A la 22è session du conseil des ministres, ouvert le 22 février 1974, Nzo Ekangaki rate une occasion de s'expliquer, les travaux ayant dû être annulés en raison de la dégradation de la situation politique en Ethiopie. L'audition de Secrétaire général est finalement renvoyée au 1er avril 1974, à Kampala. Ce jour là, les choses s'annoncent sous un mauvais jour pour Nzo Ekangaki: trois jours plus tôt, le président du Conseil, le ministre des affaires étrangères du Burundi, Artemon Simbaniwe, .a examiné la question à Lagos avec le président en exercice de l'Oua, le général Gowon, qui ne cache pas son amertume; en inaugurant la réunion, le général Idi amine Dada, s'en prend à ceux qui manquent de «courage» face aux défis de la libération de l'Afrique. C'est donc un homme pratiquement seul qui fait face aux membres du conseil des ministres, ce début d'avril 1974. Nzo Ekangaki s'explique; il menace de démissionner: personne ne l'écoute. Au départ de Kampala, Nzo Ekangaki a peu d'illusions sur le sort que lui reserve la prochaine Conférence des chefs d'Etats et de gouvernement, prévue à Mogadiscio, en Somalie, le 12 Juin.

Sa succession semble déjà ouverte. Omar Arteh Ghalib, le ministre somalien des affaires étrangères, dont le pays abrite le sommet prévu, entre d'ailleurs en campagne immédiatement. Il arrive à Yaoundé le 29 avril 1974, en provenance de Bangui en Rca, après N'djaména au Tchad et Khartoum au Soudan. Après Yaoundé, il se rend à Libreville au Gabon et à Malabo en Guinée équatoriale.

Pour sa part, le président Ahidjo caresse toujours l'espoir de retourner la situation en faveur à son poulain. Le 13 mai 1974, il ouvre les travaux de la 23è session du Comité de cordination pour la libération de l'Afrique. Malgré l'embarras dû au «scandale de la Lonrho»; Ahidjo conserve ses accents guerriers: «On ne peut s'empêcher de constater, avec une légitime amertume, la persistance de la domination raciale dans nombre de pays africains, notamment en Angola et au Mozambique, où le Portugal continue sa guerre coloniale rétrograde, avec son cortège d'atrocités indignes d'un peuple civilisé; en Afrique du Sud et au Zimbabwé où l'apartheid n'a rien perdu de son insolence injurieuse à l'égard des peuples noirs et en Namibie où les racistes d'Afrique du sud défient impunément l'autorité de l'Oua».

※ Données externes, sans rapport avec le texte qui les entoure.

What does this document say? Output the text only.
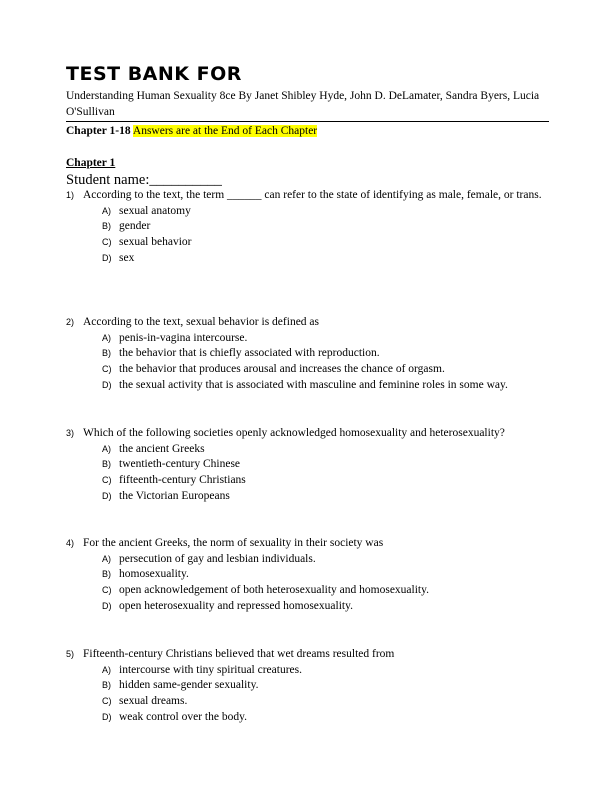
TEST BANK FOR
Understanding Human Sexuality 8ce By Janet Shibley Hyde, John D. DeLamater, Sandra Byers, Lucia O'Sullivan
Chapter 1-18 Answers are at the End of Each Chapter
Chapter 1
Student name:__________
1) According to the text, the term ______ can refer to the state of identifying as male, female, or trans.
A) sexual anatomy
B) gender
C) sexual behavior
D) sex
2) According to the text, sexual behavior is defined as
A) penis-in-vagina intercourse.
B) the behavior that is chiefly associated with reproduction.
C) the behavior that produces arousal and increases the chance of orgasm.
D) the sexual activity that is associated with masculine and feminine roles in some way.
3) Which of the following societies openly acknowledged homosexuality and heterosexuality?
A) the ancient Greeks
B) twentieth-century Chinese
C) fifteenth-century Christians
D) the Victorian Europeans
4) For the ancient Greeks, the norm of sexuality in their society was
A) persecution of gay and lesbian individuals.
B) homosexuality.
C) open acknowledgement of both heterosexuality and homosexuality.
D) open heterosexuality and repressed homosexuality.
5) Fifteenth-century Christians believed that wet dreams resulted from
A) intercourse with tiny spiritual creatures.
B) hidden same-gender sexuality.
C) sexual dreams.
D) weak control over the body.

Un mois après ce discours musclé, le 11 juin1974, le chef de l'Etat camerounais débarque à Mogadioscio, pour le 11è sommet de l'Oua. Il a l'intention de demander le minimum à ses pairs. A savoir permettre à Nzo Ekangaki d'aller jusqu'au terme de son mandat. Malgré son aura, ses pairs s'abstiennent de le suivre. Ahidjo présente alors la candidature de William Aurélien Eteki Mboumoua, son conseiller spécial auprès du Comité de l'Oua pour le Moyen-Orient. Etéki Mboumoua n'obtient que cinq voix au premier tour. Déçu, Ahidjo quitte précipitamment Mogadiscio, abandonnant une partie de la délégation. Seize heures de débats et vingt tours de scrutin n'arrivent pas à départager le Somalien Omar Arteh Ghalib et le Zambien Vernon Mwaanga. Face au blocage, le président Senghor remet la candidature de William Aurélien Eteki Mboumoua sur la table. En l'absence du président Ahidjo, il est élu Secrétare général de l'Oua, en remplacement de son compatriote Nzo Ekangaki.

Metéorite

Le mandat de ce dernier avait commencé deux ans plus tôt, à Rabat. Le 15 juin 1972, il avait été élu, à l'issue d'un scrutin qui l'avait opposé à son prédecesseur, le Guinéen Diallo Telli, au Burkinabé Malik Zorome et au Libérien Edward Peale. Originaire du Cameroun anglophone, sa parfaite maîtrise du français avait milité en sa faveur. L'aura internationale du président Ahidjo le couvrait. Il avait 38 ans!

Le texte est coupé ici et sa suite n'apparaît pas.